Strings Example

This example demonstrates how to extract strings with Monary.

Note

Due to the large difference between Python 2 strings and Python 3 strings, some of the examples will have two different versions. Please pay attention to the comments to decide which lines would work in your version of Python.

Setup

We can use PyMongo to populate a collection with some test data containing random strings. First, make a connection:

>>> from monary import Monary
>>> client = Monary()

Then, we can create a NumPy masked array of random strings:

>>> import random
>>> import string
>>> from numpy import ma
>>> import numpy as np
>>> lowercase = string.ascii_lowercase
>>> def rand_str(length):
...     return "".join(random.choice(lowercase)
...                    for c in range(0, length))
...
>>> strs = ma.masked_array(np.zeros(1000, dtype="S10"),
...                        np.zeros(1000, dtype="bool"))
>>> for i in range(0, 1000):
...     strs[i] = rand_str(random.choice(range(1, 10))).encode("utf-8")

Finally we can use Monary to insert these strings:

>>> from monary import MonaryParam
>>> client.insert(
...     "test", "data", [MonaryParam(strs, "stringdata", "string:10")])

MongoDB encodes strings in UTF-8, so you can use non-ASCII characters. Here is a sample script that inserts non-ASCII strings:

# -*- coding: utf-8 -*-
# the above comment is needed for Python 2 files with non-ASCII characters
from monary import Monary, MonaryParam
import numpy as np
from numpy import ma

client = Monary()
strs = ["liberté", "自由", "ελευθερία"]

# If running in python 2, encode in utf-8
strs = list(map(lambda x: x.encode("utf-8"), strs))

max_len = max(map(len, strs))
str_array = ma.masked_array(strs, [False] * 3, dtype=("S%d" % max_len))
str_mp = MonaryParam(str_array, "stringdata", "string:%d" % max_len)
client.insert("test", "utf8", [str_mp])

Finding String Data

String Sizing

Monary can obtain strings from MongoDB if you specify the size of the strings in bytes.

Note

Unicode characters encoded in UTF-8 can be larger than one byte in size.
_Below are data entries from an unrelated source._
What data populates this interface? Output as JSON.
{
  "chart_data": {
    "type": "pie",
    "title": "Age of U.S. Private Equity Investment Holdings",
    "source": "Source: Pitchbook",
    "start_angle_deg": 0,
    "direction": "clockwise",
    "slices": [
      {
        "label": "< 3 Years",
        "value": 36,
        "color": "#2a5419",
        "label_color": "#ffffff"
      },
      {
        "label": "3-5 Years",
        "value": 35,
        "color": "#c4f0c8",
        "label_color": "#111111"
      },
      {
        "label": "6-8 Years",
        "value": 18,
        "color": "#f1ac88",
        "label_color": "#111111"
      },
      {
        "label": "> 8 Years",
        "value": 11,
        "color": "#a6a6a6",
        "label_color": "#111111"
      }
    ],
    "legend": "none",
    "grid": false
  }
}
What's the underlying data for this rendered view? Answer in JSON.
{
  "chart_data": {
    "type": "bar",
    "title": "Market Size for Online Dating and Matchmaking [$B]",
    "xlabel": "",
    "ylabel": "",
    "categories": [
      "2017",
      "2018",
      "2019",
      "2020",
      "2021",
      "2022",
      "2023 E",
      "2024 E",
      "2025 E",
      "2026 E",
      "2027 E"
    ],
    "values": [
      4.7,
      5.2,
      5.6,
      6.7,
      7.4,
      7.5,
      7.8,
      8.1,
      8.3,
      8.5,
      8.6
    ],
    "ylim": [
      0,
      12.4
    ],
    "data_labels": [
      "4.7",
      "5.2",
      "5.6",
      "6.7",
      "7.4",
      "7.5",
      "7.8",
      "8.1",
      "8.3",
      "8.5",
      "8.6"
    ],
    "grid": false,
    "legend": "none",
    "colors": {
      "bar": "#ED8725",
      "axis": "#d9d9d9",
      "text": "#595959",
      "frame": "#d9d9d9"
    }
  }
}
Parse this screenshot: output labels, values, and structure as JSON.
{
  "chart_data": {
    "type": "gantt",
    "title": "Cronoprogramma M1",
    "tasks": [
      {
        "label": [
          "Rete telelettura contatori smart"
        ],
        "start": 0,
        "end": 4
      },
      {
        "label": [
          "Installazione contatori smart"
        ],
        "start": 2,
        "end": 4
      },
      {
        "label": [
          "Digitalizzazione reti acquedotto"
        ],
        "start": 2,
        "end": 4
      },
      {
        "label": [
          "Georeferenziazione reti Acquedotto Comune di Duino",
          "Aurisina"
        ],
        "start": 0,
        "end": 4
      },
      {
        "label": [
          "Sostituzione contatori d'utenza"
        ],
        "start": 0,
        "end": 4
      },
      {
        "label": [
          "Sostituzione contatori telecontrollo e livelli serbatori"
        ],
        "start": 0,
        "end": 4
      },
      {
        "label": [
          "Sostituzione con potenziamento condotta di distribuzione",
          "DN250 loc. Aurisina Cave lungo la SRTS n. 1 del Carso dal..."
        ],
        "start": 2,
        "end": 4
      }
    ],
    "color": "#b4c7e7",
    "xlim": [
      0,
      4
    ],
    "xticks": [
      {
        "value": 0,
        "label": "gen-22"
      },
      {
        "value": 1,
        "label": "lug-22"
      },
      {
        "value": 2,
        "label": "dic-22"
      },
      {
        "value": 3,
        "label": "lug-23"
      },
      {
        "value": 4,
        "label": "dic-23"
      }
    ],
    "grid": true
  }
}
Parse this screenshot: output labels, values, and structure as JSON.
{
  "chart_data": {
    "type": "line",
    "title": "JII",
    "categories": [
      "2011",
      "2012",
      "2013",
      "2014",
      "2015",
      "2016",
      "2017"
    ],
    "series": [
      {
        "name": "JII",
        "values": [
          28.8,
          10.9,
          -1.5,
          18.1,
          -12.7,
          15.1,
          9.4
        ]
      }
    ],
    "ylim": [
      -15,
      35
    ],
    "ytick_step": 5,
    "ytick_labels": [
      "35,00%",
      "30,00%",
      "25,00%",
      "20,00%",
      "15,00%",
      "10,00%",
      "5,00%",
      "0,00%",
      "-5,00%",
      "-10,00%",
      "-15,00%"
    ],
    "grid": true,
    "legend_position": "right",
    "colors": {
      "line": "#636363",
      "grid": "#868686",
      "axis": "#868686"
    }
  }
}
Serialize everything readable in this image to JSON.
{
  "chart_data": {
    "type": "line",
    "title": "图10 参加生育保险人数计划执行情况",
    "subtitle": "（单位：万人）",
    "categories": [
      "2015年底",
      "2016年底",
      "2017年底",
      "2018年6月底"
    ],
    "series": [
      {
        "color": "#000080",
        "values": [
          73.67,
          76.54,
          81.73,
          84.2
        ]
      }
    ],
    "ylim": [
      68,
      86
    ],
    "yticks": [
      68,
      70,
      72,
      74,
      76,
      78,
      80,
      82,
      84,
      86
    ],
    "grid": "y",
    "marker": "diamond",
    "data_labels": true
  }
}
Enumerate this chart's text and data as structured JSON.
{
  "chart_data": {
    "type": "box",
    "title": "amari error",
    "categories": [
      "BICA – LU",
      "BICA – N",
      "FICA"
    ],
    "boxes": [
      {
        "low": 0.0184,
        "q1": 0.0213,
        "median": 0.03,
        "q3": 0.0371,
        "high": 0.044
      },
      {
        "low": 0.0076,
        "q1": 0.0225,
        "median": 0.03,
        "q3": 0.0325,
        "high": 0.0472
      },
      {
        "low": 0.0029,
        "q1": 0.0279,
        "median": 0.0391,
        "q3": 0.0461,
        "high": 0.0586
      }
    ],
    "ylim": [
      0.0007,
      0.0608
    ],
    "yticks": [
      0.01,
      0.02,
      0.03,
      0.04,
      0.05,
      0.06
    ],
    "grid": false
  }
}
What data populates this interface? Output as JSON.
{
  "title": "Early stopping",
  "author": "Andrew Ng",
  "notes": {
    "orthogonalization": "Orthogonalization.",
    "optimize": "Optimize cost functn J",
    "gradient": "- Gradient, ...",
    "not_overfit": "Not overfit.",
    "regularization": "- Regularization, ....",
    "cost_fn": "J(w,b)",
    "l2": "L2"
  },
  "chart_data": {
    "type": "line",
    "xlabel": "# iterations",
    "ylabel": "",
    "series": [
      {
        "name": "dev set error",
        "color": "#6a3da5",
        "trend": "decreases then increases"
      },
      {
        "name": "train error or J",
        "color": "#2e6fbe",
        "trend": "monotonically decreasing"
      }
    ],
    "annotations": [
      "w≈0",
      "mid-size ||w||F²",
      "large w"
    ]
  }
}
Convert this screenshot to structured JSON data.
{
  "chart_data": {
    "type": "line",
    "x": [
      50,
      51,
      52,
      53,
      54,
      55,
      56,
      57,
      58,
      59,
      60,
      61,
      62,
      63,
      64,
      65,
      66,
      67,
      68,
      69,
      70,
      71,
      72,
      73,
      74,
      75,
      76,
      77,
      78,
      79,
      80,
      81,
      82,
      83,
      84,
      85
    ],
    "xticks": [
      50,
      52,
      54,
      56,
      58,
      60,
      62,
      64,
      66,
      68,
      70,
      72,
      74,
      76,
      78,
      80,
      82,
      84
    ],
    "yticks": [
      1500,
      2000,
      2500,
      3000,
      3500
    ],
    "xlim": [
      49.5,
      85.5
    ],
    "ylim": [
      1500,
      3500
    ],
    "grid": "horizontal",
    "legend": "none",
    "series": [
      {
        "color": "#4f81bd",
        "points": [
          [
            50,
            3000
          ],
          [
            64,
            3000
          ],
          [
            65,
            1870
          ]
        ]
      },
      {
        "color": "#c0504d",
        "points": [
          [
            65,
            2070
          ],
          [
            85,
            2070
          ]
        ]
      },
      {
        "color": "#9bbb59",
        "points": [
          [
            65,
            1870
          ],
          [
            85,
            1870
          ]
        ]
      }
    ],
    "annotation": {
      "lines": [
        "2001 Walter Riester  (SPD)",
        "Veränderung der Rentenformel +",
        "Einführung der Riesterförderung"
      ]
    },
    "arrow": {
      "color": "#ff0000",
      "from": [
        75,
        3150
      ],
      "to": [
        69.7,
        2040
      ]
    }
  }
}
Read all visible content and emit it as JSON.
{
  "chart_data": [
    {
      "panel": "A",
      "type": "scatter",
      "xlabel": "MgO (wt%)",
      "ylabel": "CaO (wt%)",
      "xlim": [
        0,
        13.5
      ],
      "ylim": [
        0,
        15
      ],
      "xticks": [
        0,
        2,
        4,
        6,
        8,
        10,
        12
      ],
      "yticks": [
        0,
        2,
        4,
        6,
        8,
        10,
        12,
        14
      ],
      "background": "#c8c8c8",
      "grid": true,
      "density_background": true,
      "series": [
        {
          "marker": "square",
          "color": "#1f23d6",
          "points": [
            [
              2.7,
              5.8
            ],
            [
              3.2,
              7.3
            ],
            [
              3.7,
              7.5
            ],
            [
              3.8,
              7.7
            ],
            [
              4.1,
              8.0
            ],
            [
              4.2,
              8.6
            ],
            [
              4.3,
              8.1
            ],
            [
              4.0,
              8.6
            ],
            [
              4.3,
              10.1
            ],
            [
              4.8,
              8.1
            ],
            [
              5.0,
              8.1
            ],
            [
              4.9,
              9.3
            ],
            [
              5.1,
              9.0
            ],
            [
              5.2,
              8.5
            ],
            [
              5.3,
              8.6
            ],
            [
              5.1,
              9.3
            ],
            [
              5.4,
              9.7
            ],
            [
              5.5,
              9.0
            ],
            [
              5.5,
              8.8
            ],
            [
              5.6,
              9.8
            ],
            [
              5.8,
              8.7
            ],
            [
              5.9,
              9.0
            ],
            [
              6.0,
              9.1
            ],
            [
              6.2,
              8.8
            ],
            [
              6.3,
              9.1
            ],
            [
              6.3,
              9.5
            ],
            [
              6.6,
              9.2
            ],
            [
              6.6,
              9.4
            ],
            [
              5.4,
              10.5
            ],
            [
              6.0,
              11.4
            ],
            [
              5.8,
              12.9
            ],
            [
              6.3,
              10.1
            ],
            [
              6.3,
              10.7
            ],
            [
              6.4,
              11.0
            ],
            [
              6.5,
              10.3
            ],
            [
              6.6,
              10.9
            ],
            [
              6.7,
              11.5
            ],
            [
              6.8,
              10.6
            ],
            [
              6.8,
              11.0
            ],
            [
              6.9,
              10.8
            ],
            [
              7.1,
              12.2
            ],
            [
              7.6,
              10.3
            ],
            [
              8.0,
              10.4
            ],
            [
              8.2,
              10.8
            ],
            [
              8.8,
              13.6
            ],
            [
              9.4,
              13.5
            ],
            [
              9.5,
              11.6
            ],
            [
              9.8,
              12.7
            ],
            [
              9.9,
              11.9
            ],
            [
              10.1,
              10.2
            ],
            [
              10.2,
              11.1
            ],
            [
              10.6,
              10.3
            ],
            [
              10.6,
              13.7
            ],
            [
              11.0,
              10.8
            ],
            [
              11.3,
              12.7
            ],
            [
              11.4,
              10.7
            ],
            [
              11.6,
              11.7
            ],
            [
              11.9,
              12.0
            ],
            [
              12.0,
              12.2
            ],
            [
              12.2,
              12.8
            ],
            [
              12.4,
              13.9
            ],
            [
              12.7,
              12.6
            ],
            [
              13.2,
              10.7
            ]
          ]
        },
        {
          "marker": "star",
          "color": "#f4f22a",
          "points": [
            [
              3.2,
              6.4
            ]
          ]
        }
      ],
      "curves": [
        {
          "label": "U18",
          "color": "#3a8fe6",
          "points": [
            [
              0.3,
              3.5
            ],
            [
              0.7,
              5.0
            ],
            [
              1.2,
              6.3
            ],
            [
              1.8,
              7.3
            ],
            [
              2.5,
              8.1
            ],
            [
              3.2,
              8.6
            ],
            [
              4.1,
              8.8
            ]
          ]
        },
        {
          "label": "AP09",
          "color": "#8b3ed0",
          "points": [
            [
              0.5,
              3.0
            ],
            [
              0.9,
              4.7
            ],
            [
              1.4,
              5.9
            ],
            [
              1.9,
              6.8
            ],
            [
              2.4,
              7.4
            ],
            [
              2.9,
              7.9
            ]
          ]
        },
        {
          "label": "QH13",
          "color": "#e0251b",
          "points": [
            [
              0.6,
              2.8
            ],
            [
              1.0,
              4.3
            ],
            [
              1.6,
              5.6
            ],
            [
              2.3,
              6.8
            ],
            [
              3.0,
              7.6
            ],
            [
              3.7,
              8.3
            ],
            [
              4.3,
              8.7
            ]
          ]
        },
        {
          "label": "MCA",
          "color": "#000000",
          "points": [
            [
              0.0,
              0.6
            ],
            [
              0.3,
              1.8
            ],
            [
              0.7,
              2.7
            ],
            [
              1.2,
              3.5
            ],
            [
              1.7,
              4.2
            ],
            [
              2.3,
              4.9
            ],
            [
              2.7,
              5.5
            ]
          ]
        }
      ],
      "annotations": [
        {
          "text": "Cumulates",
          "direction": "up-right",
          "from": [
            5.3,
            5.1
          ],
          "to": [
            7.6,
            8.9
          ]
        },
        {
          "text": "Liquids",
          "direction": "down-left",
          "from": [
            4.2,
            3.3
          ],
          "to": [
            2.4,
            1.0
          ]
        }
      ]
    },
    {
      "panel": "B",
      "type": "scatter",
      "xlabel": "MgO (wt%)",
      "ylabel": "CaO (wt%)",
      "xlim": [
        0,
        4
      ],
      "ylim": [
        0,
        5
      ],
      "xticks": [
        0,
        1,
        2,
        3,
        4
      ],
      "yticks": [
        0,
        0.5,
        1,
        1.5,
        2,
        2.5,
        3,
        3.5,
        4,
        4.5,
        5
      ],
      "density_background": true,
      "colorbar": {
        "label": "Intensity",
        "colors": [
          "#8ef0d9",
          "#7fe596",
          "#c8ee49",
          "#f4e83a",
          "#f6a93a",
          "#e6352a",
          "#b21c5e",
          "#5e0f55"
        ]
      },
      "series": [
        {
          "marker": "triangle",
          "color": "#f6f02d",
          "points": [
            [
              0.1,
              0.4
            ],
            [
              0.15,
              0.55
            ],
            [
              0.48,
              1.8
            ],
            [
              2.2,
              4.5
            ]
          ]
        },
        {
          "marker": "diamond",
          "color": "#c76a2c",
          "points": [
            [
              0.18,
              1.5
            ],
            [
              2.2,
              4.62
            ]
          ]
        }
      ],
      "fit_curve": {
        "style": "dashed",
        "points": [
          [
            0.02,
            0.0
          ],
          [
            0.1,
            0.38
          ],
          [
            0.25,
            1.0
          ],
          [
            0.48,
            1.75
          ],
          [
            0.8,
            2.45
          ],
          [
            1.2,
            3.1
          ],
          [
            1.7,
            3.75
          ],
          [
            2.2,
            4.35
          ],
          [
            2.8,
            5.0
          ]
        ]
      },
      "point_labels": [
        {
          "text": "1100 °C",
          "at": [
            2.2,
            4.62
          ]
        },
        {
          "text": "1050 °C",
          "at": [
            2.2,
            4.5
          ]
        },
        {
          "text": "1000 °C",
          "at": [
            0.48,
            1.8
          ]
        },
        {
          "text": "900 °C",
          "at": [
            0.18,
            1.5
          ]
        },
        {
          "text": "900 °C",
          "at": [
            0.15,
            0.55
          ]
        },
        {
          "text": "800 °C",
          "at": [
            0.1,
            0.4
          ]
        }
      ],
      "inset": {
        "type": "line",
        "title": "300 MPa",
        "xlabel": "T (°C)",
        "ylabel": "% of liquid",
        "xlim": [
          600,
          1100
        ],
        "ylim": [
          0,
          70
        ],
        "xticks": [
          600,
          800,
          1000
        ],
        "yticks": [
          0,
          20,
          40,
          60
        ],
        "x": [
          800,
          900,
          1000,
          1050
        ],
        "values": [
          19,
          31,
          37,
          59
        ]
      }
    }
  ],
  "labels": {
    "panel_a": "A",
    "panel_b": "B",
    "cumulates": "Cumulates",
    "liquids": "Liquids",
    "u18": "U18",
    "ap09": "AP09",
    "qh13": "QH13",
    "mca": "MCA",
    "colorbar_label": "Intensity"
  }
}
For example, the size of “99¢” is 4 - one byte for each ‘9’ and two bytes for ‘¢’.

It is safe to specify larger sizes; if the length of a string is smaller than the specified size, the extra space is padded with NUL characters.

If the length of a string is greater than the specified size, it will be truncated. For example, storing “hello” in a block of size 3 results in “hel”. Multi-byte UTF-8-encoded characters may also be truncated, which may result in an invalid string.

To determine the length of a Unicode (or ASCII) string in Python, encode the desired string object into UTF-8 and take its length:

>>> def strlen_in_bytes(string):
...     return len(string.encode("utf-8"))

Monary provides a way to query the database directly for the byte sizes of strings.

Performing Queries

If we don’t know the maximum size of the strings in advance, we can query for their size, which returns the size of the strings in bytes:

>>> from monary import Monary
>>> client = Monary()
>>> sizes, = client.query("test", "data", {}, ["stringdata"], ["size"])
>>> sizes
masked_array(data = [9L 7L 3L ...,, 6L 5L 9L],
             mask = [False False False ... False False False],
       fill_value = 999999)

Now that we have the sizes of all the strings, we can find the maximum string size:

>>> max_size = sizes.max()

Finally, we can use this size to obtain the actual strings from MongoDB:

>>> data, = client.query("test", "data", {}, ["stringdata"],
...                      ["string:%d" % max_size])
>>> data
masked_array(data = ['nbuvggamk' 'bkhwkwl' 'tvb' ..., 'rsdefd' 'lpasx' 'wpdlxierd'],
             mask = [False False False ..., False False False],
       fill_value = N/A)

Each of these values is a numpy.string_ instance. You can convert it to a regular Python string if you’d like:

>>> mystr = str(data[0])  # Python 2
>>> mystr = data[0].decode("utf-8")  # Python 3

If you have non-ASCII UTF-8 characters in this data, you can create a Unicode (Python 2) or Str (Python 3) object by decoding the data:

>>> sizes, = client.query("test", "utf8", {}, ["stringdata"], ["size"])
>>> data, = client.query("test", "utf8", {}, ["stringdata"],
...                      ["string:%d" % sizes.max()])

>>> # Python 2:
>>> mystr = unicode(data[0], "utf-8")
>>> mystr
u'libert\xe9'
>>> print mystr
liberté

>>> # Python 3:
>>> mystr = data[0].decode("utf-8")  # Python 3
>>> mystr
'liberté'
>>> print(mystr)
liberté